The U.S. insurance industry earns approximately $30 billion in profits every year, according to data from the U.S. government. The way the business works is pretty simple. People pay premiums each month, and insurance companies pay out on claims—though they don’t pay every claim.
In too many cases, insurance customers get in their own way and botch an insurance claim. For starters, they don’t necessarily understand insurance policy contracts, despite the fact that half of all U.S. states have “plain English” insurance contract legislation in place.
Just the Facts Ma’Am
Another, more disconcerting reason for insurance policy claims to be rejected is that consumers say the wrong things and literally talk themselves out of insurance claim approvals.
“There are conversations to avoid with insurance claims,” says Walt Capell, president of Workers Compensation Shop.com, in Columbia, Mo. “People filing an insurance claim should be specific about the facts of the claim. It’s equally important, to be honest. Adjusters are trained to be suspicious and catch lies.”

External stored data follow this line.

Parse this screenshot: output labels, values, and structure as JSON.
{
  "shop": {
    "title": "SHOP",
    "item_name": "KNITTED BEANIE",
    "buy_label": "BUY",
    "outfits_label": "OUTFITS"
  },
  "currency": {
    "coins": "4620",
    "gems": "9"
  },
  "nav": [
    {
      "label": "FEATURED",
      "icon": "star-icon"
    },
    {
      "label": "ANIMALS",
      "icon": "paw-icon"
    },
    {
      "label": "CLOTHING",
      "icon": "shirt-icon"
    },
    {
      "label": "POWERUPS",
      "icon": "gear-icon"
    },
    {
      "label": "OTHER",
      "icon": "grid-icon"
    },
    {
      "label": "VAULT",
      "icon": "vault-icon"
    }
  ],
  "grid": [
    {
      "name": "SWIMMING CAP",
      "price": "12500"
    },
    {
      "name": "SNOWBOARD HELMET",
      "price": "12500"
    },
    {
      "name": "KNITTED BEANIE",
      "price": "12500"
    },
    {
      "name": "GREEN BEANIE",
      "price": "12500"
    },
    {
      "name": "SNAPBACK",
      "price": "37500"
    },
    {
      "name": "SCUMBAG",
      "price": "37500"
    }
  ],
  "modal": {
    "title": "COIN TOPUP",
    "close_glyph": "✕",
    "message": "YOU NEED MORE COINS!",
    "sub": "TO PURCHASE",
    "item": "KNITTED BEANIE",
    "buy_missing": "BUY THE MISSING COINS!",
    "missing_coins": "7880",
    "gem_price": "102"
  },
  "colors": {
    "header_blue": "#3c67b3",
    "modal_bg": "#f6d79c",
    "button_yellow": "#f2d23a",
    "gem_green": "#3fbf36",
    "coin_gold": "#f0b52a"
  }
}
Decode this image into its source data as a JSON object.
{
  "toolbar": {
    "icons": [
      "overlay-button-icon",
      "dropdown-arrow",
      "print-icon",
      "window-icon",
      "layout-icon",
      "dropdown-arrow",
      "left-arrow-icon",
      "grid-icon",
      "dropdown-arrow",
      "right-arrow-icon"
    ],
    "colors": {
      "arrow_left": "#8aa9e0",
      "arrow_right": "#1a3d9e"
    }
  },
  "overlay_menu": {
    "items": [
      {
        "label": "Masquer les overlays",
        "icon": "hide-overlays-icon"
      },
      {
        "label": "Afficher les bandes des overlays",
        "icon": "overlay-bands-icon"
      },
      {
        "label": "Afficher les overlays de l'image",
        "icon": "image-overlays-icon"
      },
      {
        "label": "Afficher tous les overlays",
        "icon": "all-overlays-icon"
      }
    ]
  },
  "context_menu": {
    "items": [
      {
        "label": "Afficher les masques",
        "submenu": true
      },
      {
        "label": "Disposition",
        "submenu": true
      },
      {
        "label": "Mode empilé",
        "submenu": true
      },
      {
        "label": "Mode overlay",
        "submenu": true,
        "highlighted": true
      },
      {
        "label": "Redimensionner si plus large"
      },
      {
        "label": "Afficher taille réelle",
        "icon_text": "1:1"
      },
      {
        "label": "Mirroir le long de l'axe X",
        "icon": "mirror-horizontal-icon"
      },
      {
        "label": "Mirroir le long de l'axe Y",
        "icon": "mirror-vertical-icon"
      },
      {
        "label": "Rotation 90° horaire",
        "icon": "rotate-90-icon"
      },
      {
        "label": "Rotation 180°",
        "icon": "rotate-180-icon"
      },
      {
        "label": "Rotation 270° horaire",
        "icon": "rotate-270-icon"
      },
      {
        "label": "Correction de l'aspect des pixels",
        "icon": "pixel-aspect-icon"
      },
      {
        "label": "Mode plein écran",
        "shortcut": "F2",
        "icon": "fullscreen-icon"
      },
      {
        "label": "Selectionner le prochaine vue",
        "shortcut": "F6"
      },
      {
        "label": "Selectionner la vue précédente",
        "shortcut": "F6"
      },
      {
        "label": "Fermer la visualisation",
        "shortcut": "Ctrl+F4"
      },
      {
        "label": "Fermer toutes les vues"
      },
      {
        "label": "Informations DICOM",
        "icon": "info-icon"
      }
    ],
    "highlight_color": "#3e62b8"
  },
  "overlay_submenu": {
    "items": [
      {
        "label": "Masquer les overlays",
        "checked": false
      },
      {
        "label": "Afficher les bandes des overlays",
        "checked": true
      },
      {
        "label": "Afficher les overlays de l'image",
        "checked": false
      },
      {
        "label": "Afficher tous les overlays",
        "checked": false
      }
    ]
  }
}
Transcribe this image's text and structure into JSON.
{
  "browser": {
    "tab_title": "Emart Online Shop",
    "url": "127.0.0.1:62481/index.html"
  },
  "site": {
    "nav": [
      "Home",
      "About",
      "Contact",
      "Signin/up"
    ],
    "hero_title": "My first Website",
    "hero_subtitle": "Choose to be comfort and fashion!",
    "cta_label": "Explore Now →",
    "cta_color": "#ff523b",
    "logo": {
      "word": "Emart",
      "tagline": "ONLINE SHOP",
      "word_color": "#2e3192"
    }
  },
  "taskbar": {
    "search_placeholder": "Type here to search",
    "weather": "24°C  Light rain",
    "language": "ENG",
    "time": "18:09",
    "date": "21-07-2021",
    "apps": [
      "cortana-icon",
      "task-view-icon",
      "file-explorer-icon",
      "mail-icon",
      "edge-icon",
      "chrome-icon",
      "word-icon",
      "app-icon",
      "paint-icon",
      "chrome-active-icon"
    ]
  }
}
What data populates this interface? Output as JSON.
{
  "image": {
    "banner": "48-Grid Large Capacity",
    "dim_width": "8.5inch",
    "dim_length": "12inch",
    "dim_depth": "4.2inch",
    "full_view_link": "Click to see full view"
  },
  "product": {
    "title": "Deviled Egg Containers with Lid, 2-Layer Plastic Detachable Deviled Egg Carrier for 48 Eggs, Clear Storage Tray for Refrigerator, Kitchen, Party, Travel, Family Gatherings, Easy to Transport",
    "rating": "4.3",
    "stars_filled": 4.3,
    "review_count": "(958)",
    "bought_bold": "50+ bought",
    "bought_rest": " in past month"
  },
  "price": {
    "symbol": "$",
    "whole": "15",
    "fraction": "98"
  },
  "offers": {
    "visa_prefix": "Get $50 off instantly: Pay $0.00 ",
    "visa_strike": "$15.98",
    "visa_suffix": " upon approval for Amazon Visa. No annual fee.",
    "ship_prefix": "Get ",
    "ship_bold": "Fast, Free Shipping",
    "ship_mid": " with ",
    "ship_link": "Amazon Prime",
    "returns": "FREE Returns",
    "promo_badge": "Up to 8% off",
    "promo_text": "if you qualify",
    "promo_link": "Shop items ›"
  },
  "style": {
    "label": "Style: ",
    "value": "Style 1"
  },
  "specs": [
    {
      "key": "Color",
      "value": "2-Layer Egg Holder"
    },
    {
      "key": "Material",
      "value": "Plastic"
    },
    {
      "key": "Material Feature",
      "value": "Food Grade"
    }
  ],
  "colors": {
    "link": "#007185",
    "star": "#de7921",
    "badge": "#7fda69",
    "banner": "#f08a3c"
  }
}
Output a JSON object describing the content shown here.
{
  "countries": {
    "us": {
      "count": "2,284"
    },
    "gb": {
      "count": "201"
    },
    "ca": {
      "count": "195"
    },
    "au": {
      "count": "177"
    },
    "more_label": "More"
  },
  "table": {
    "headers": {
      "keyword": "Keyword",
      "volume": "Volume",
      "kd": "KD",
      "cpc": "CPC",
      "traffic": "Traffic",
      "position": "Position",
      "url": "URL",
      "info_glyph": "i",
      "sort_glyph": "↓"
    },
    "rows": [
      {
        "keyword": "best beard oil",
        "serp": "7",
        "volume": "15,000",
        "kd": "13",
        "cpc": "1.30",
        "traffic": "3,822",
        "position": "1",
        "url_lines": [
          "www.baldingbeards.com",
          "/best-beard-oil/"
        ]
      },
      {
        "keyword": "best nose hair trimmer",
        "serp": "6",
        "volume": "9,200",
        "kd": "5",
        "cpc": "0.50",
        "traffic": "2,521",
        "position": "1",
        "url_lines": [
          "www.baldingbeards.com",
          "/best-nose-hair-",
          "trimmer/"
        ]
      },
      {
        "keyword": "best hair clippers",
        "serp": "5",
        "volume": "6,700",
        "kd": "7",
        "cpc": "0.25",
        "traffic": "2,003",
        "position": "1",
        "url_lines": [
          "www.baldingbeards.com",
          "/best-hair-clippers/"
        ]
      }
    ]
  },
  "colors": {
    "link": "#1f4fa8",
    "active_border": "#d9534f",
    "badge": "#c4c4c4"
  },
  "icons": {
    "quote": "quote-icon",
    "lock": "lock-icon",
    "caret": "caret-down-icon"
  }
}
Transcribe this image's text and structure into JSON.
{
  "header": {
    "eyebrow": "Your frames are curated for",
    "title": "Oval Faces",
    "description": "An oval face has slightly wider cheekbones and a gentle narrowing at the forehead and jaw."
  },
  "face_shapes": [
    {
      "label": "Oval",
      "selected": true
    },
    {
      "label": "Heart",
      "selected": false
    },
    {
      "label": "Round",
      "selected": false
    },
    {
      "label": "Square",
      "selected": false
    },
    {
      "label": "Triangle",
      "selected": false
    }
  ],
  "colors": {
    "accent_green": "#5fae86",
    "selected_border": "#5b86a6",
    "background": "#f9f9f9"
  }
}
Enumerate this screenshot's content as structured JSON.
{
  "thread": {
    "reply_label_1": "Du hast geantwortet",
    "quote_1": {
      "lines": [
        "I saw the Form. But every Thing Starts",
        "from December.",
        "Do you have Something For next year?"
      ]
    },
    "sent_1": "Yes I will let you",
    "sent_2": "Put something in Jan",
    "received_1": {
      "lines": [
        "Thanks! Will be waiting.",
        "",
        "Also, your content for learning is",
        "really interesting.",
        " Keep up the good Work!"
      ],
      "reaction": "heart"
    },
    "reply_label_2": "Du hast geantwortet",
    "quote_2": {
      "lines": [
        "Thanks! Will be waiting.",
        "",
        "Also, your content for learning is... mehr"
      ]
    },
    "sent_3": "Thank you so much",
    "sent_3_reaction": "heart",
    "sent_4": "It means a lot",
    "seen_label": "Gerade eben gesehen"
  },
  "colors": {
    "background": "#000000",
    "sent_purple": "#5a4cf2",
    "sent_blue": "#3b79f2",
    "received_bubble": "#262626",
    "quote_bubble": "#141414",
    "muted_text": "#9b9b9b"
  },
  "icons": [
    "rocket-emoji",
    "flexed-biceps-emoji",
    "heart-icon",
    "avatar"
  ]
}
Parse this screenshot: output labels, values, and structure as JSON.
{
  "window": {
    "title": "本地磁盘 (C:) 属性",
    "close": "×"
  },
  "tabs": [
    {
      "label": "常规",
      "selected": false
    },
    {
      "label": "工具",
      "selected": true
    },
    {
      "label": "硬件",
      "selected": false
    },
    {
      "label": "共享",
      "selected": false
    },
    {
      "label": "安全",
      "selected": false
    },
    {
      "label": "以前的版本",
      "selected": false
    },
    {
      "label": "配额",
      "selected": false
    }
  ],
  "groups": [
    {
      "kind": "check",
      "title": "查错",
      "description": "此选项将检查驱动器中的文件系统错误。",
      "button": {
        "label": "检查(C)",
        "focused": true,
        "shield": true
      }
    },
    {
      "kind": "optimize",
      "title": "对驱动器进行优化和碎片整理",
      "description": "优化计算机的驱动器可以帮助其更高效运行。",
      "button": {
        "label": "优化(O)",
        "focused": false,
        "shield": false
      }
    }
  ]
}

To keep your insurance claim on the right track, avoid mistakes like the ones listed below to keep your claim on a “green-light” track.”
1. Don’t Speculate
It’s always helpful to remember that insurance companies have a vested interest in eliminating risk for themselves, notes Kevin Patrick, founder of Kevin Patrick Law, LLC, in Atlanta, Ga. “That’s why it’s important not to speculate,” Patrick says. “For example, on a casualty claim, an insurance company representative may ask you if you’re alright, but that can be a dangerous question.”
People naturally want to say they are fine, but symptoms oftentimes manifest themselves a few days later, so answering “yes” will set you up for failure, Patrick notes. “Insurance companies may even offer an early (and lower settlement) claiming it’s in a person’s best interest to accept it. It’s not – it’s a way for them to extinguish risk right away.”
2. Don’t Be Sherlock Holmes
If you’re submitting a claim on your own behalf, provide the company with basic information about the claim but don’t try and diagnose the cause or the extent. “The insurer may ultimately send someone to review the damage, but trying to act like your own detective when reporting the damage may start the claim off in a direction that is more likely to result in a claim denial or dramatic reduction in coverage,” says Matthew Struck, co-founder of Treadstone Risk Management, LLC, in Morristown, N.J.
Struck advises working with a professional insurance broker, instead. “If you have a broker, provide them with as much detail as possible about the claim,” he advises. “A good broker will submit the claim with as favorable of a description as possible to help remove bias on the part of the claims adjuster.”
3. Don’t Assume Anything With an Insurance Claim
There can be an underlying or concurrent event that can be difficult to identify. “These events could drastically impact whether insurance coverage is afforded or not,” says Brian Evans, a public adjuster at Eastern Public Adjusters in New York City. “Let the insurance carrier determine the cause and origin of the loss. You’ll have opportunities to address any problems if they arise.”
Less Is More with Insurance Claims
The takeaway on getting an insurance claim approved? Less is more.
“Just answer the questions that you are asked as accurately and concisely as possible,” says Evans. “The insurance contract is a legal contract and the application of coverage can be complex. A simple misunderstanding or misstatement can result in nightmares for you.”